Freitag, 19. Januar 2007

Das glaubt mir sowieso keiner

C.D. ist ein freischaffender, ostdeutscher Autor, den ich irgendwann in den achtziger Jahre für mich entdeckt habe und der mich seither begleitet hat. In Zeitungsreportagen und Büchern. Ich mag ihn sehr, weil er die Gabe hat, Geschichte lebendig werden zu lassen. Ich finde mich darin wieder, unmittelbar oder in den Assoziationen, die beim Lesen geweckt werden. Wäre ich selbst Schriftsteller, dann würd’ ich meine Erlebnisse und Gefühle gerne für mich auf diese Art konservieren, aber so bin ich froh, dass es ihn gibt.
Den Wunsch, dem Autor die Bewunderung des Lesers mitzuteilen, trage ich schon eine Weile mit mir herum. Allerdings will man sich ja nicht blamieren und so fehlte mir immer noch das letzte Quentchen Mut, den Brief zu schreiben. Auslöser war letztendlich das Wiederlesen eines seiner Bücher im Herbst letzten Jahres.

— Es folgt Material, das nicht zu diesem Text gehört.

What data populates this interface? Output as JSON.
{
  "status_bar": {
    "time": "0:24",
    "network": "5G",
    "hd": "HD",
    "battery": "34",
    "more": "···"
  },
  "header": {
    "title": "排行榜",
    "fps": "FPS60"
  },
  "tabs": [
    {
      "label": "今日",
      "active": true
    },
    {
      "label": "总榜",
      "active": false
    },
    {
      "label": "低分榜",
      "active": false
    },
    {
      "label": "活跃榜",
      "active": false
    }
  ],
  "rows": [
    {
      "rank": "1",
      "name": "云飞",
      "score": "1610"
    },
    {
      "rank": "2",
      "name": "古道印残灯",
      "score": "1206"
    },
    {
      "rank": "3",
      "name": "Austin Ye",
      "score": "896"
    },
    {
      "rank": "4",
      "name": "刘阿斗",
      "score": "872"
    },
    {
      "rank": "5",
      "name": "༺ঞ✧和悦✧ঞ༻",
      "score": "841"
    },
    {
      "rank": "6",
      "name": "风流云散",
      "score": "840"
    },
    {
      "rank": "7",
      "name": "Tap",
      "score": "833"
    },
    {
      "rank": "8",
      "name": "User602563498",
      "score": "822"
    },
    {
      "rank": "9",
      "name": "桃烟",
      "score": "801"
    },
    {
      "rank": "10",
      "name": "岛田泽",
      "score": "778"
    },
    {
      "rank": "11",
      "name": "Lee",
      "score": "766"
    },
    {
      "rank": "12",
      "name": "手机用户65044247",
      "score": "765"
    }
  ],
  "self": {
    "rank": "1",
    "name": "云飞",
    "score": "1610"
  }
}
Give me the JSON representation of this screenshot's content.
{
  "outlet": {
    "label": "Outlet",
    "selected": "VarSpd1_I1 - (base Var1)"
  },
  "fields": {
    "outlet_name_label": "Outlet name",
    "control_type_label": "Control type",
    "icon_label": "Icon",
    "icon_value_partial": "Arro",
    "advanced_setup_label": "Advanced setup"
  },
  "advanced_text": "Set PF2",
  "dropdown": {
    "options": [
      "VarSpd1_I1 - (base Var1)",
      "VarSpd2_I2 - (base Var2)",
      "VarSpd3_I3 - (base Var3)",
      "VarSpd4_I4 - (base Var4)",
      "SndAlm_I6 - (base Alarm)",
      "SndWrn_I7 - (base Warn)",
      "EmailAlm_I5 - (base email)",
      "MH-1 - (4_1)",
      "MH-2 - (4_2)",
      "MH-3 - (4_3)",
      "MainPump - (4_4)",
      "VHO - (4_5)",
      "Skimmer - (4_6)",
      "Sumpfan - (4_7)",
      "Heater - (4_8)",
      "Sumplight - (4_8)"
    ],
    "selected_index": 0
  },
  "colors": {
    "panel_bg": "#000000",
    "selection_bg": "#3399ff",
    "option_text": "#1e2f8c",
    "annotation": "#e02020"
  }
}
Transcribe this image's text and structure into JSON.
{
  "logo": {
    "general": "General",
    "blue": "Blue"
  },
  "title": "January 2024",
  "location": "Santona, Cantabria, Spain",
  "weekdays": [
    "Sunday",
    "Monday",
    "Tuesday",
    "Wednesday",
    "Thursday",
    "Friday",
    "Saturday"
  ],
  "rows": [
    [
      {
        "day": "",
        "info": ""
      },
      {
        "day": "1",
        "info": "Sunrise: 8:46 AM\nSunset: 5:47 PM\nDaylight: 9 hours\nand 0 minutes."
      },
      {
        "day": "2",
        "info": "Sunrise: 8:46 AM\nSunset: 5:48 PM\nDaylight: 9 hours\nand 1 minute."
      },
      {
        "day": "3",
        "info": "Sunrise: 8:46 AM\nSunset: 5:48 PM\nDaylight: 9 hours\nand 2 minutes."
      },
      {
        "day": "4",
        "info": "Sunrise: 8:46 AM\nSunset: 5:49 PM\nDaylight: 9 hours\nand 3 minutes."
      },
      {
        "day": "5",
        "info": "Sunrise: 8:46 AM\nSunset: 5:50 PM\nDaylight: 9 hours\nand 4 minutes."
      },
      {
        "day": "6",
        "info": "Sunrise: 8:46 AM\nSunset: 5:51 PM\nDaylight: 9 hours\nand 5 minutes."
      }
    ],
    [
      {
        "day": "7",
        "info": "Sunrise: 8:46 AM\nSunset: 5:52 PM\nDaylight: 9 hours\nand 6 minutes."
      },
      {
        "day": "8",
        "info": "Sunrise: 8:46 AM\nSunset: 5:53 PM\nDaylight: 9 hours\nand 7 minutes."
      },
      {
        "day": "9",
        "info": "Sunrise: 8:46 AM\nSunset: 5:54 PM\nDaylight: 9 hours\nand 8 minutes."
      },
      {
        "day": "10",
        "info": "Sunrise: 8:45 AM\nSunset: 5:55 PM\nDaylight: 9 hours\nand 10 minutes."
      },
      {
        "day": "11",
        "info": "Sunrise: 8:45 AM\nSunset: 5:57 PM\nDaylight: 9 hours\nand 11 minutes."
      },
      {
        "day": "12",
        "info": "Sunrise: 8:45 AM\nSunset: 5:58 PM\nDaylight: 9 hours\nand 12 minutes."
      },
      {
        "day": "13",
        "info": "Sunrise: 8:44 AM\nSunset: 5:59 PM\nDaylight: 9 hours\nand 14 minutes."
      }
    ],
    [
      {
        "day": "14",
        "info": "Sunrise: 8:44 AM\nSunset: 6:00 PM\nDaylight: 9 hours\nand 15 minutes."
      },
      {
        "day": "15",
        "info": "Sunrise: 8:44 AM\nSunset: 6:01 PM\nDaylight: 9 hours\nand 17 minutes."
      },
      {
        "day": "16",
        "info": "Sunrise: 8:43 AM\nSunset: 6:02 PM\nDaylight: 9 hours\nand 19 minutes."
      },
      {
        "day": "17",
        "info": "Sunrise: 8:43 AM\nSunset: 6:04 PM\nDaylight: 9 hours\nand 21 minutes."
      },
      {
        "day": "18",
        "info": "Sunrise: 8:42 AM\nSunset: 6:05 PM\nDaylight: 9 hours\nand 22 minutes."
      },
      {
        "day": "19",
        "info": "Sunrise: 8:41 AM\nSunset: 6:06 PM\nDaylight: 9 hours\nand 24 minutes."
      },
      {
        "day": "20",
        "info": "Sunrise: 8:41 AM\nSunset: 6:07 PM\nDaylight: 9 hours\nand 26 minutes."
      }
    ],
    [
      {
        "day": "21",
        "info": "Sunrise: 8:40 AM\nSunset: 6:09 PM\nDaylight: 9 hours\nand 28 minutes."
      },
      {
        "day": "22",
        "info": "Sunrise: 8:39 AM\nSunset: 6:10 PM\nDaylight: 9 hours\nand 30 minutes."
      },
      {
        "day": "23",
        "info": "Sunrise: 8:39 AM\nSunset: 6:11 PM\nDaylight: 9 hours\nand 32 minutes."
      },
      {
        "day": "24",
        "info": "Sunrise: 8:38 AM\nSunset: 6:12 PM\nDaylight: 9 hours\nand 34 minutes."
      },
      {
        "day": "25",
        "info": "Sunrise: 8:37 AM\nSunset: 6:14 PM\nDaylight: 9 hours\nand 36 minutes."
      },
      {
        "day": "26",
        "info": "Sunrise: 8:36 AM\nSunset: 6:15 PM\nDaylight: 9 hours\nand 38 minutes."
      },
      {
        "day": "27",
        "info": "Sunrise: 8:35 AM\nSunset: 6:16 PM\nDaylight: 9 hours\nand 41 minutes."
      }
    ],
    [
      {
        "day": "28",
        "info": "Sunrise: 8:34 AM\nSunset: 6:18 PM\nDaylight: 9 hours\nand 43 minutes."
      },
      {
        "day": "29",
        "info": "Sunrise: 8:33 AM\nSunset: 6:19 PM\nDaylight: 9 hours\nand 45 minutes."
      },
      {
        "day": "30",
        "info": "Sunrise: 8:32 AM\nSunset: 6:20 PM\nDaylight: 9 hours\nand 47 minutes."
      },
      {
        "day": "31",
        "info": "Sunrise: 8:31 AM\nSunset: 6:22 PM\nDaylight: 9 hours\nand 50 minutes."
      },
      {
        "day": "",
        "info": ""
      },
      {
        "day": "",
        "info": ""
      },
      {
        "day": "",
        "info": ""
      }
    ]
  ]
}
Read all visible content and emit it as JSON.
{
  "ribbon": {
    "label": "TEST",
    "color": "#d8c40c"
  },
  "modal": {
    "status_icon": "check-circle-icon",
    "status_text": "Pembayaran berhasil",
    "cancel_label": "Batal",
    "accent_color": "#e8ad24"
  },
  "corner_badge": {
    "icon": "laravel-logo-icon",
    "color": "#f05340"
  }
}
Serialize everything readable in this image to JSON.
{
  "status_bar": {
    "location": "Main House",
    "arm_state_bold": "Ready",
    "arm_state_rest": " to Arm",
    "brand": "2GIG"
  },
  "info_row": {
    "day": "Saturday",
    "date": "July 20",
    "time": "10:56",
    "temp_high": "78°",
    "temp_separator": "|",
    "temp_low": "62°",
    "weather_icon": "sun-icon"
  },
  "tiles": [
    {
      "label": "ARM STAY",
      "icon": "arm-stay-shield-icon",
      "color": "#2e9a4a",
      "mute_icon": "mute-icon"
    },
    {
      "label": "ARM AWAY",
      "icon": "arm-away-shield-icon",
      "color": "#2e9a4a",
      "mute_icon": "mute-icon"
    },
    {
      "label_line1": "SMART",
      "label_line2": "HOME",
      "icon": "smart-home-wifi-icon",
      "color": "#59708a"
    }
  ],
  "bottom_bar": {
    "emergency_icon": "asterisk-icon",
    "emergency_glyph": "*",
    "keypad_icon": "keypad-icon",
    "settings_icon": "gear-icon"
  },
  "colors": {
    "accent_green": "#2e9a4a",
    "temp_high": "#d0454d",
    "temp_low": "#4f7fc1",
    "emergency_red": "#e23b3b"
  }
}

Die Episode mündete in dem Satz „Fremdes Tempo geleitet an kein eigenes Ziel“ und das hatte ich auch schon oft so erlebt, allerdings ohne das in treffende Worte packen zu können. Manchmal braucht das Leben Leitsätze. Jedenfalls war damit der Anfang des Briefes geschrieben. Es sollte aber auch Musik eine Rolle spielen, deren enthusiastische Schilderung ich an C.D.’s Werk anfangs besonders schätzte. Da gab es im selben Buch eine Passage, in der C.D. – für meine Begriffe resigniert und lakonisch – den Niedergang der Rockmusik beschrieb. Es ging um Klaus Renft. Das tat mir leid. Nicht um Renft willen, sondern wegen der Müdigkeit oder Traurigkeit C.D.’s, die ich herauszulesen glaubt. Das war am 8. Oktober 2006.
Ich schrieb also den Brief zu Ende und empfahl C.D. den Besuch eines DEAD-MOON-Konzerts, die gerade auch durch Deutschland tourten. Dort würde er erfahren, dass Rock nicht tot ist. Oder so ähnlich jedenfalls. Fertig geschrieben und versendet.
Am 9. Oktober, einen Tag, nachdem ich DEAD MOON in Dresden sah, hörte ich, dass Klaus Renft gestorben war. Ich hätte den Brief gerne etwas umgeschrieben, doch er war längst unterwegs nach Berlin.
Das Wochenende darauf war ich selber in Berlin. RYAN ADAMS gastierte im Kesselhaus. Meinen Brief, Klaus Renft und auch DEAD MOON hatte ich in Erwartung des kommenden Konzertes völlig vergessen, als sich die Menge vor mir teilte und C.D. zielsicher auf mich zusteuerte. Mein Herz begann zu klopfen und die Gedanken kreiselten. Sein Gesicht kenne ich natürlich aus Lesungen und von Bildern, aber ich bin ihm völlig unbekannt. Ich konnte mir einfach keinen Reim drauf machen! Als er kurz vor mir angekommen war, ging ich vorsichtshalber einen Schritt zur Seite. Da bedankte er sich höflich und ging nach hinten weiter, um sich ein Bier zu holen. Ich hab’ ihn dann noch eine Weile stehen sehen und konnte mich gar nicht richtig auf das Konzert konzentrieren (der Enthusiasmus C.’s hielt sich in Grenzen).
Warum ich das heute schreibe? Weil ein Brief aus Berlin gekommen ist, von C.D. Ein ziemlich ausführlicher. Ich habe mich sehr gefreut, doch manches, was er schrieb, machte mich traurig. Bei Renft haben wir uns beide missverstanden, glaube ich. Da kam auch noch der Tod dazwischen, der Reflexion verändert. Und DEAD MOON war C.D. leider kein Begriff. Das fand ich besonders schade, weil es die Möglichkeit des "richtigen" Kennenlernens inzwischen auch nicht mehr gibt.
Das Leben ist so voller Zufälle, manche sind einfach nur irrwitzig, andere führen zu Missverständnissen, und wieder andere lenken unser Leben in Richtungen, die wir so nicht beabsichtigt hatten. Am Ende wird alles gut, da bin ich mir sicher.